La Fratellanza è un argomento che ovviamente fa da sfondo alla morte di Morsi. “Riottoso”, “spaccato”, c’è una percezione secondo cui sembra invece una realtà forte: è sbagliata? “La Fratellanza non è una minaccia assoluta, né in Egitto né all’estero: e la testimonianza che il regime non le riconosce una forza tale da poter creare difficoltà sta nelle politiche draconiane con cui viene trattata”. Ossia, secondo il ragionamento di Dentice, se il regime avesse contezza di una reale forza dei Fratelli, userebbe maniere meno repressive per evitare l’innescarsi di azioni di protesta.
“Tutto questo dimostra che quello che pensiamo noi occidentali del Medio Oriente è sfalsato, perché in Egitto la Fratellanza esiste, ma è debole, all’estero stesso discorso, anche perché se è debole in Egitto non è pensabile che possa essere forte fuori. È infatti attorno al Cairo che i Fratelli hanno giocato il fulcro per la diffusione della loro interpretazione dell’Islam politico”.
All’interno di queste criticità, la morte di Morsi, appunto. “Esatto: in termini di simbologia la morte ha un effetto forte perché potrebbe segnare addirittura la fine politica della Fratellanza. Le repressioni egiziani difficilmente lasceranno spazi a un futuro, e lo stesso come abbiamo detto vale per l’estero: forse solo in Tunisia si può pensare che il partito islamista Ennhada possa vincere le elezioni, anche se i tunisini ci tengono a specificare che loro non sono la Fratellanza. E quello che emerge, è l’isolamento e la debolezza che vive questa realtà panaraba”.

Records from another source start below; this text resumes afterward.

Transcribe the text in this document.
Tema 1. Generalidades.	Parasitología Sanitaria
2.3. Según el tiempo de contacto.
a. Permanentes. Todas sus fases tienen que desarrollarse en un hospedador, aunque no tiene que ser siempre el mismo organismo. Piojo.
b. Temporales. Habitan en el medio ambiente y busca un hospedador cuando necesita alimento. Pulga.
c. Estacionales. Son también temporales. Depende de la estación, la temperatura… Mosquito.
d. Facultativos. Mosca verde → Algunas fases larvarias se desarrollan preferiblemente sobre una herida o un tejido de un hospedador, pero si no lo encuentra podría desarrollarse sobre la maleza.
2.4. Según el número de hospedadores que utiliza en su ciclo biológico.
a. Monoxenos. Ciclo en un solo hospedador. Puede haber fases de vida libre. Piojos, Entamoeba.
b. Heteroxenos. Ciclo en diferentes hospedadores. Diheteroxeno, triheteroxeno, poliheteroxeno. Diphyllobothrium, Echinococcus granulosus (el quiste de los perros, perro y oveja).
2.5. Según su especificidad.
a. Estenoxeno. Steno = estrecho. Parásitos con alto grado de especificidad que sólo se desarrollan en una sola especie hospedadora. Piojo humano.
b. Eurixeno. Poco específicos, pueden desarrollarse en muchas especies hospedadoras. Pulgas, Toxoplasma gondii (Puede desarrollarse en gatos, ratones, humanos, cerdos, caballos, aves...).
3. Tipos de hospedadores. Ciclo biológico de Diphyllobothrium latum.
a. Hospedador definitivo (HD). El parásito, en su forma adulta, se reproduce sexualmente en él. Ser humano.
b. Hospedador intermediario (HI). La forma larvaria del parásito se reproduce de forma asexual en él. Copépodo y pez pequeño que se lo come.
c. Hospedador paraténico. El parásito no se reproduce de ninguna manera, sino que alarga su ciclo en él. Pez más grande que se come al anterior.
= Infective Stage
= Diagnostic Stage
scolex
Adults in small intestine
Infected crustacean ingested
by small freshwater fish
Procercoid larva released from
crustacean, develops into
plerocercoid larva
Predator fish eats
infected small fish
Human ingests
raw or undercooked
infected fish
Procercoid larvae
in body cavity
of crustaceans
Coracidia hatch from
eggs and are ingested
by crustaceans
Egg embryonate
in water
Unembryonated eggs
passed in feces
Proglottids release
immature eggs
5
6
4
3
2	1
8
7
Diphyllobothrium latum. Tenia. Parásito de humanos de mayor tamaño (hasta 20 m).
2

Dal simbolo al messaggio politico, dunque? “Tutto questo si traduce certamente nel messaggio politico. La fine fisica di Morsi corrisponde alla vittoria definitiva di Sisi, ossia del regime militare, e questo significa che si è compiuto completamente l’atto di punizione che gli egiziani hanno deciso appoggiando la contro-protesta del 2013 verso coloro che si erano spesi nel 2011/2012. Li hanno puniti con l’arresto di colui che era il simbolo di quella fase precedente, diventato il simbolo, politico, da mostrare alle opposizioni che hanno ancora in mente di combattere quella deriva autoritaria. Ora quel simbolo è morto, finito, durante un processo che lo incolpava politicamente”.